One example of this is the way our systems are now detecting violating content in the comments of posts. This has historically been a challenge for AI, because determining whether a comment violates our policies often depends on the context of the post it is replying to. “This is great news” can mean entirely different things when it’s left beneath posts announcing the birth of a child and the death of a loved one. 

Throughout 2020, our engineers worked to improve the way our AI systems analyze comments, considering both the comments themselves and their context. This required a better and deeper understanding of language as well as the ability to combine analyses of images, text, and other details contained in a post. 

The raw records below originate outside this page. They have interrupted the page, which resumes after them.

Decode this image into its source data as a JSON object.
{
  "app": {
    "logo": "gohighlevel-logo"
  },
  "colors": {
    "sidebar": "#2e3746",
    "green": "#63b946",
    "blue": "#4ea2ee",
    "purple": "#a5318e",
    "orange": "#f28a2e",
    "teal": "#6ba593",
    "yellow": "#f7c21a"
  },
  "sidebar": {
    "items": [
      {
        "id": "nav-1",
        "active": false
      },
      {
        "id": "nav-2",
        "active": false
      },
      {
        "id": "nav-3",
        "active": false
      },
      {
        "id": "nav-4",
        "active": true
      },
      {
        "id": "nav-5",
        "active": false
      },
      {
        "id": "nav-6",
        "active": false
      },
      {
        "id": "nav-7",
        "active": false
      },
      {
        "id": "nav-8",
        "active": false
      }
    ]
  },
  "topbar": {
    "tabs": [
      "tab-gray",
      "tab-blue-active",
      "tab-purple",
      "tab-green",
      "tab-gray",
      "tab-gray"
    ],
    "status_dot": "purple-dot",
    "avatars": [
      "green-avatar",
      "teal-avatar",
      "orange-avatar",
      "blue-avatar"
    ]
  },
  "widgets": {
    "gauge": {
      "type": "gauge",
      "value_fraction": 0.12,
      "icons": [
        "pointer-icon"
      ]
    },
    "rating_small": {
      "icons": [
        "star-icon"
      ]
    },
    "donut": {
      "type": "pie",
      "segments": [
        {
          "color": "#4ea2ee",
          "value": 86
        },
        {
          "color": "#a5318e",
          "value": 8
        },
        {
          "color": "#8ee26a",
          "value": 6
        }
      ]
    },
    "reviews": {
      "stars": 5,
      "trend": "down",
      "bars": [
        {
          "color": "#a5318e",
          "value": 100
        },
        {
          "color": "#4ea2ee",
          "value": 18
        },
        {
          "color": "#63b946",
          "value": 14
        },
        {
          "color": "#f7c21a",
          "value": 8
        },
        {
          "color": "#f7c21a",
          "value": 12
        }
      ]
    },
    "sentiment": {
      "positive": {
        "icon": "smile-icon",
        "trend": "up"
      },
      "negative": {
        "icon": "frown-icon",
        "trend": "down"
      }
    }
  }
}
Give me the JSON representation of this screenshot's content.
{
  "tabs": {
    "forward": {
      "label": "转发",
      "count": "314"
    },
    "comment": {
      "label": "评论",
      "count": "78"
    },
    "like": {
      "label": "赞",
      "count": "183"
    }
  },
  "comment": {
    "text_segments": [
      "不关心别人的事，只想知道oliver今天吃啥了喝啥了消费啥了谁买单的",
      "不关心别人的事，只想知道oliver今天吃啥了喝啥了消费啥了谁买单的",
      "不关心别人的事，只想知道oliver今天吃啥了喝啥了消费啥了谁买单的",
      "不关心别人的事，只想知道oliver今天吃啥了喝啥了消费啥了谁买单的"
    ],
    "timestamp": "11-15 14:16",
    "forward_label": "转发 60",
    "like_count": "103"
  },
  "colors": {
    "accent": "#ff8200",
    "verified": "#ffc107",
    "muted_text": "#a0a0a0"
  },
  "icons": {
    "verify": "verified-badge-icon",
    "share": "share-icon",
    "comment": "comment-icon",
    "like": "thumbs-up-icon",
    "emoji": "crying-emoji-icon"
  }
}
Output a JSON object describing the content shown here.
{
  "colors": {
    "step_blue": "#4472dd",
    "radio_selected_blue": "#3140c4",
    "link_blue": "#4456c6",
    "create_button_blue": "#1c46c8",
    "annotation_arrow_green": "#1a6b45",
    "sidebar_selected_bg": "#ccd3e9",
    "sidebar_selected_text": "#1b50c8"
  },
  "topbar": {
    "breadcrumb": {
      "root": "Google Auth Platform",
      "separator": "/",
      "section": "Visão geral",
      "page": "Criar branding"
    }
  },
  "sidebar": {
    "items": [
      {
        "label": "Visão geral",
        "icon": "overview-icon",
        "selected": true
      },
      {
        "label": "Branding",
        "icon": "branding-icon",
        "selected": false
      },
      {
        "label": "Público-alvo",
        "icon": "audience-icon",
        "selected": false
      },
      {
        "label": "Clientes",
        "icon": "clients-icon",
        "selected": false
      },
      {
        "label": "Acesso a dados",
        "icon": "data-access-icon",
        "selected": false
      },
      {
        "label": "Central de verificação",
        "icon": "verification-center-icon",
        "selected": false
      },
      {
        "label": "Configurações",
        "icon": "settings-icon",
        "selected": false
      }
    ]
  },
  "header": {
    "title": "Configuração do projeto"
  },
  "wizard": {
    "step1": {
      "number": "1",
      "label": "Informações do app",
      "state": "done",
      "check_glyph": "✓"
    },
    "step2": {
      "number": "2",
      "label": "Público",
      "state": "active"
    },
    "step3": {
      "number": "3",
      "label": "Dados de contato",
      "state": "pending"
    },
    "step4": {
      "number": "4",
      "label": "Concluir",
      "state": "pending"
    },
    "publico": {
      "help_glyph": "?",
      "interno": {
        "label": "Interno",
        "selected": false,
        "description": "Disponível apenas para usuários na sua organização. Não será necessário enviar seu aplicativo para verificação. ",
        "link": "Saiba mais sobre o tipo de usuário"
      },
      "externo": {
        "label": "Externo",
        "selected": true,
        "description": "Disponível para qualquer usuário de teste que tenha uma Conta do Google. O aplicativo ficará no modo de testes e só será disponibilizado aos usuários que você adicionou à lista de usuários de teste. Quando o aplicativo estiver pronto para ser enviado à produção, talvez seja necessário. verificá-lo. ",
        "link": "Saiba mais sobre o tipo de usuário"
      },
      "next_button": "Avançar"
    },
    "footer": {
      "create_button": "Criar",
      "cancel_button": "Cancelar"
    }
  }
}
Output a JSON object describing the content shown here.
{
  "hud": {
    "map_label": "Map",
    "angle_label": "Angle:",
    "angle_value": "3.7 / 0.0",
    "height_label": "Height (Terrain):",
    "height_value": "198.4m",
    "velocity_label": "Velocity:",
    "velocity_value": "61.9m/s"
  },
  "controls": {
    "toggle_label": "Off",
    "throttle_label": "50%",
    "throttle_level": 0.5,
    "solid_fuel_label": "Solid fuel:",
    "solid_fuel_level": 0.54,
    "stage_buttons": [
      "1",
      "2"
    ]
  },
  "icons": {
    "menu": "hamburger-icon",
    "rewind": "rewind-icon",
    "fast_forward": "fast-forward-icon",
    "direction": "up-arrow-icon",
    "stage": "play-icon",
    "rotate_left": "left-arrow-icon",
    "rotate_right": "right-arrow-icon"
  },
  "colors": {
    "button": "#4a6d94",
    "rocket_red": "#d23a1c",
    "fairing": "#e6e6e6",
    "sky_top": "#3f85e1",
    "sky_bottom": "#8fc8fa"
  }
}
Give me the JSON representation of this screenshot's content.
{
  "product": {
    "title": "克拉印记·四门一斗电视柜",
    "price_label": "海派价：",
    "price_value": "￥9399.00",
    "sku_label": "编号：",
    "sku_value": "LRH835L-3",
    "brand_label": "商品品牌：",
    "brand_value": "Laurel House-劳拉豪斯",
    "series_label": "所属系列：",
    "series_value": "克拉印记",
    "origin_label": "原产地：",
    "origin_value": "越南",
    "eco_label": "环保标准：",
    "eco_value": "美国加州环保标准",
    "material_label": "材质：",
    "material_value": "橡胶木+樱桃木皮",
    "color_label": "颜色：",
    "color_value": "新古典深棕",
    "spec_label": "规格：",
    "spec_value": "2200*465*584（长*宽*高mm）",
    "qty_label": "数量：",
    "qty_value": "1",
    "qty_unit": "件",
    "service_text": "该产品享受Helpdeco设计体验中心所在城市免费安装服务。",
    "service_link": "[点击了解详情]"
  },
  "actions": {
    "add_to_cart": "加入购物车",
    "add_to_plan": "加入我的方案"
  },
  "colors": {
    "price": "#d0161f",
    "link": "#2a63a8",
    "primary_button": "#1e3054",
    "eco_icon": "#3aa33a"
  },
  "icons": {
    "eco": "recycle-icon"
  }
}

Like so much of the most important technological progress, this work wasn’t revolutionary but evolutionary. Our teams brought together better training data, better features, and better AI models to produce a system that is better at analyzing comments and continuously learning from new data. The results of these efforts are apparent in the numbers released today — in the first three months of 2020, our systems spotted just 16% of the bullying and harassment content that we took action on before anyone reported it. By the end of the year, that number had increased to almost 49%, meaning millions of additional pieces of content were detected and removed for violating our policies before anyone reported it. We expect more improvements to come as this field of AI technology continues to advance.

Facebook AI stat graphic

Another area of progress has been in the way our systems now operate in multiple languages. Thanks largely to improvements in the way our AI tools can detect violating content in widely spoken languages like Spanish and Arabic, the amount of hate speech content that was taken down reached 26.9 million, up from 22.1 million in the previous quarter. 

The improvement in these foreign languages came about because a whole package of AI technologies made leaps forward in the past year. We’ve written before about Linformer, a new architecture that allows us to train AI models on longer and more complex pieces of text, and about RIO, a new system that allows our content moderation tools to constantly learn and improve based on new content being posted to Facebook each day.

What makes me particularly proud is not just that these cutting-edge technologies are making our platforms better and safer — it’s that we’ve published the research behind them and released the code, enabling academic researchers and engineers across the industry to work with what we’ve built.

There is still so much to be done, despite these encouraging improvements. One particular area of focus is getting AI even better at viewing content in context across languages, cultures, and geographies. The same words can often be interpreted as either benign or hateful, depending on where they’re published and who is reading them, and training machines to capture this nuance is especially challenging. 

But like so many other challenges, we’re seeing continuous gains, and the steady enhancement of our AI capabilities shows no sign of slowing down. While 2020 was a year of ongoing improvement in the performance of our systems, it was also one during which our research scientists made fundamental breakthroughs that will move from their laboratories into our core systems faster than ever. I’m very confident that in the coming year, entirely new technologies will be revealed that will join forces with those that drove so much progress in 2020.